Back in 1823, when the United States was a brash young contender, President James Monroe dashed off a letter to the crowned heads of Europe saying their land grab activity was okay so long as they weren’t grabbing lands he wanted to grab. Jimmie had an eye on Indian Territory. He was a visionary who knew in his heart of hearts the USA would someday emerge as a world power. His vision even anticipated the Homestead Act of 1860 which legitimized a domestic land grab closer to home.
During the previous 300 years Spain and Portugal had been up to their armpits “colonizing” North, South and Central America along with vast swaths of territory in the Pacific. By the early 1800s Spain could lay claim to the entire Pacific Coast from what we know now as the southern Oregon border as far south as the tip of Antarctica. But they were getting stretched thin on the home front.

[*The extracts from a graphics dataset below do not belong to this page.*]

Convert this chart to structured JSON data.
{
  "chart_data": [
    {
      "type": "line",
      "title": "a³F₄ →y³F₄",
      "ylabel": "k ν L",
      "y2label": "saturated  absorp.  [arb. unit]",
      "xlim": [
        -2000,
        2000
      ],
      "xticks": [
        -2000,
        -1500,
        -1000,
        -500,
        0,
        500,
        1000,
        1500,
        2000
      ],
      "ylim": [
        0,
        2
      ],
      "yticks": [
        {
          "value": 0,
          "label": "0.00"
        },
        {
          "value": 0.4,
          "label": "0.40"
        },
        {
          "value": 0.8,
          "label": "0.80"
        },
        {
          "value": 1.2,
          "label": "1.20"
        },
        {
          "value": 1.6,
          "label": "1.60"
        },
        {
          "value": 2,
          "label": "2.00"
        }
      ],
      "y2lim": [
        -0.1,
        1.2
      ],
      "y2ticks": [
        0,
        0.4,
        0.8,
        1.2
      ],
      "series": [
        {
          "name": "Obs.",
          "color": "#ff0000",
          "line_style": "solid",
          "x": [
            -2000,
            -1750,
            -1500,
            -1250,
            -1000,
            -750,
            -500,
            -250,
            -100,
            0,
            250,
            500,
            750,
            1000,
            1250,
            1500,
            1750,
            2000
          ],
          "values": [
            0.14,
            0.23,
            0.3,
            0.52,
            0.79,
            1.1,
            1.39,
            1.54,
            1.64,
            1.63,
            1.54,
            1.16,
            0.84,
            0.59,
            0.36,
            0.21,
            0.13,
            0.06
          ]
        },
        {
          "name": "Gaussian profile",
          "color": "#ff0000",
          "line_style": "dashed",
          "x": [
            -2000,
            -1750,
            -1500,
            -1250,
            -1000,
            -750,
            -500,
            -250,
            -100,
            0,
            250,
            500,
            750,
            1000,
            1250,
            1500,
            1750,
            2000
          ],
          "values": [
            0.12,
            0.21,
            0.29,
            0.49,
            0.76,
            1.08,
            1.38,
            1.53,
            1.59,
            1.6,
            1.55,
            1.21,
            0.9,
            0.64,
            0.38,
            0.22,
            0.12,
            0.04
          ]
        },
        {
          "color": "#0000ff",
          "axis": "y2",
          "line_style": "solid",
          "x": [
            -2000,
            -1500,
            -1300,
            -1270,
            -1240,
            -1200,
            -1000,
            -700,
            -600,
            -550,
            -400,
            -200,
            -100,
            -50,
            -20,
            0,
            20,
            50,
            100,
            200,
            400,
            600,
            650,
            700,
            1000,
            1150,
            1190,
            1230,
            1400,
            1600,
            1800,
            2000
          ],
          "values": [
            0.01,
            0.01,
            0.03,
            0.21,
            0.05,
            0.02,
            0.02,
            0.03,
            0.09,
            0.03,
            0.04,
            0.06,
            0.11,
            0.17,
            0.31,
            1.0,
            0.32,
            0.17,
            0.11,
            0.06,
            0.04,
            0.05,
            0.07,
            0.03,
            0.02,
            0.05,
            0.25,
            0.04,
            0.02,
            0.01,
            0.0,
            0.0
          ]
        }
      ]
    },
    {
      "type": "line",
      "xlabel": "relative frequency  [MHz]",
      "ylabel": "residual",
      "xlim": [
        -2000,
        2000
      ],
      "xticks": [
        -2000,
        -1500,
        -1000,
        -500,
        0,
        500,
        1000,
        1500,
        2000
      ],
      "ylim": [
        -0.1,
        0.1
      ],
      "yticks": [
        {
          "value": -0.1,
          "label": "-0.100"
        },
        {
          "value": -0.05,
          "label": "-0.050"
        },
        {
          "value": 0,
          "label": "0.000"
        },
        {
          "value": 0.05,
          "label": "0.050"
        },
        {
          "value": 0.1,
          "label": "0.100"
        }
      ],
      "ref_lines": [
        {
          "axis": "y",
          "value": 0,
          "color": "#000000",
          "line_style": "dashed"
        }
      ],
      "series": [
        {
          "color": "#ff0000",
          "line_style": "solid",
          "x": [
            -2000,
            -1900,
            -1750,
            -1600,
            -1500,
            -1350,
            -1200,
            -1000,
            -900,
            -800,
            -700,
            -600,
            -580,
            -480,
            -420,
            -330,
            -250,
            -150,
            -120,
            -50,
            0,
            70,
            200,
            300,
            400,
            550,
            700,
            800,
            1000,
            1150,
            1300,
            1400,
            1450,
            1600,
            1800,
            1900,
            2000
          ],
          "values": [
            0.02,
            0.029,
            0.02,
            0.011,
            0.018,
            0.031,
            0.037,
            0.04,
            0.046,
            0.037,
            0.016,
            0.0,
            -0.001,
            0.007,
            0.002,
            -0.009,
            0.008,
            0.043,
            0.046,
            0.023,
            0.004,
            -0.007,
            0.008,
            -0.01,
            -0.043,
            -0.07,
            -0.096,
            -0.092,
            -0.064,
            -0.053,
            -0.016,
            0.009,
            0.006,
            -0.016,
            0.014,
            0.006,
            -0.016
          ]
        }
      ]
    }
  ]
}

In 1808 Napoleon invaded Spain and Portugal and took the Royal Families hostage. You might think grabbing lands from your next-door neighbor is the epitome of dirty pool. Not back then. Populist points of view on the Continent were relatively straight-forward. Everybody hated everybody who wasn’t them and the French even hated those who were them if they lived out in the country.
To make matters worse the natives in the out-lying colonies in our own neck of the woods got restless. Maybe we’d set a bad example for enslaved people everywhere with the success of our American Revolution. Maybe indigenous populations everywhere were sick and tired of getting conquested. In any case South and Central American folks decided they wanted independence. They overthrew the “legitimate” governments and tossed the foreigners out. The whole continent of South America was on fire.
And then the revolution hit Cuba. We backed the rebels. After all we’d told the Europeans fifty years earlier in no uncertain terms, we didn’t want no stinking interference in our backyard. Besides the USA was emerging from a protracted period of depression and everybody knows nothing cures depression like a good old-fashioned war.
In 1898 President Bill McKinley sent the battleship Maine down to Havana to protect American citizens. Somebody sank the sucker. Nobody knows who. Mighta been Spain. Mighta been the rebels. Might even have been Teddy Roosevelt who at the time was Secretary of the Navy but who resigned his post to lead the Rough Riders to an easy victory.
The USA had a formidable navy. Spain was down to two rowboats and a rusty frigate. After six months of one-sided war Spain threw in the towel. The USA got the Philippines, Guam and Puerto Rico. Cuba became a USA protectorate which was as close as they could get to independence until Fidel Castro came along but that’s a whole ‘nother story.